Question

A moves with constant velocity u along the x-axis. B always has velocity towards A. After how much time will B meet A if B Moves with constant speed V? What distance will be traveled by A and B?

Answer 1

The question talks about the motion of two bodies or objects A and B in a rectilinear or straight line manner, where the velocity of A started and remains especially in the x axis or direction and B acting opposite to it with a uniform velocity.

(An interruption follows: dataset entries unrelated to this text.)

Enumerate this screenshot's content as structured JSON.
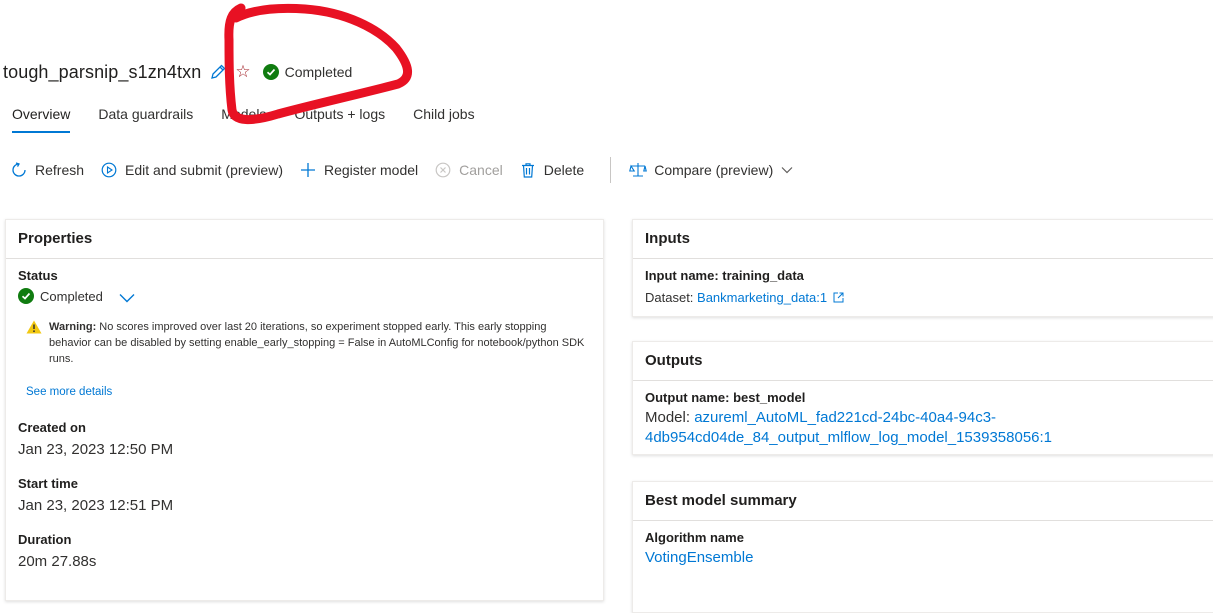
{
  "header": {
    "job_title": "tough_parsnip_s1zn4txn",
    "status": "Completed"
  },
  "tabs": [
    {
      "label": "Overview",
      "active": true
    },
    {
      "label": "Data guardrails"
    },
    {
      "label": "Models"
    },
    {
      "label": "Outputs + logs"
    },
    {
      "label": "Child jobs"
    }
  ],
  "toolbar": {
    "refresh": "Refresh",
    "edit_submit": "Edit and submit (preview)",
    "register_model": "Register model",
    "cancel": "Cancel",
    "delete": "Delete",
    "compare": "Compare (preview)"
  },
  "properties": {
    "title": "Properties",
    "status_label": "Status",
    "status_value": "Completed",
    "warning_bold": "Warning:",
    "warning_text": " No scores improved over last 20 iterations, so experiment stopped early. This early stopping behavior can be disabled by setting enable_early_stopping = False in AutoMLConfig for notebook/python SDK runs.",
    "see_more": "See more details",
    "created_label": "Created on",
    "created_value": "Jan 23, 2023 12:50 PM",
    "start_label": "Start time",
    "start_value": "Jan 23, 2023 12:51 PM",
    "duration_label": "Duration",
    "duration_value": "20m 27.88s"
  },
  "inputs": {
    "title": "Inputs",
    "input_name": "Input name: training_data",
    "dataset_prefix": "Dataset: ",
    "dataset_link": "Bankmarketing_data:1"
  },
  "outputs": {
    "title": "Outputs",
    "output_name": "Output name: best_model",
    "model_prefix": "Model: ",
    "model_link_1": "azureml_AutoML_fad221cd-24bc-40a4-94c3-",
    "model_link_2": "4db954cd04de_84_output_mlflow_log_model_1539358056:1"
  },
  "summary": {
    "title": "Best model summary",
    "algo_label": "Algorithm name",
    "algo_value": "VotingEnsemble"
  },
  "colors": {
    "accent": "#0078d4",
    "success": "#107c10",
    "warning": "#f2c811",
    "annotation": "#e81123"
  }
}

Complete step by step answer:
Using the equation of motion which involves initial velocity, final velocity, acceleration and distance travelled or covered.
Appling $V = U + at$
Where V is the uniform velocity of impact from B
U is the uniform velocity of impact from A and a is the acceleration and t is the time taken
For us to calculate t we need to make t subject of the formula or equation by dividing both sides by a, it then become
$V - U = at \\\ \to \dfrac{{V - U}}{a} = \dfrac{{at}}{a} \\\ \to t = \dfrac{{V - U}}{a} \\\$
To get the distance travelled by either the objects or bodies in other for them to meet we have to use the second equation of motion, the equation becomes
$S = velocity \times t + \dfrac{1}{2}a{t^2}$, where S is the distance travelled or covered but the acceleration is zero as the velocity is uniform
$S = velocity \times t$
The velocity in the above equation will be the average of velocities of A and B
$S = \dfrac{{U + V}}{2} \times t$
Therefore the distance between A and B will be $S = \dfrac{{\left( {U + V} \right)t}}{2}$

Note: The same kind of motion is seen in cars travelling along a straight path where average speed or velocity, time taken to cover some distances, acceleration along the part of impact as well as other relevant parameters that makes up the motion equation.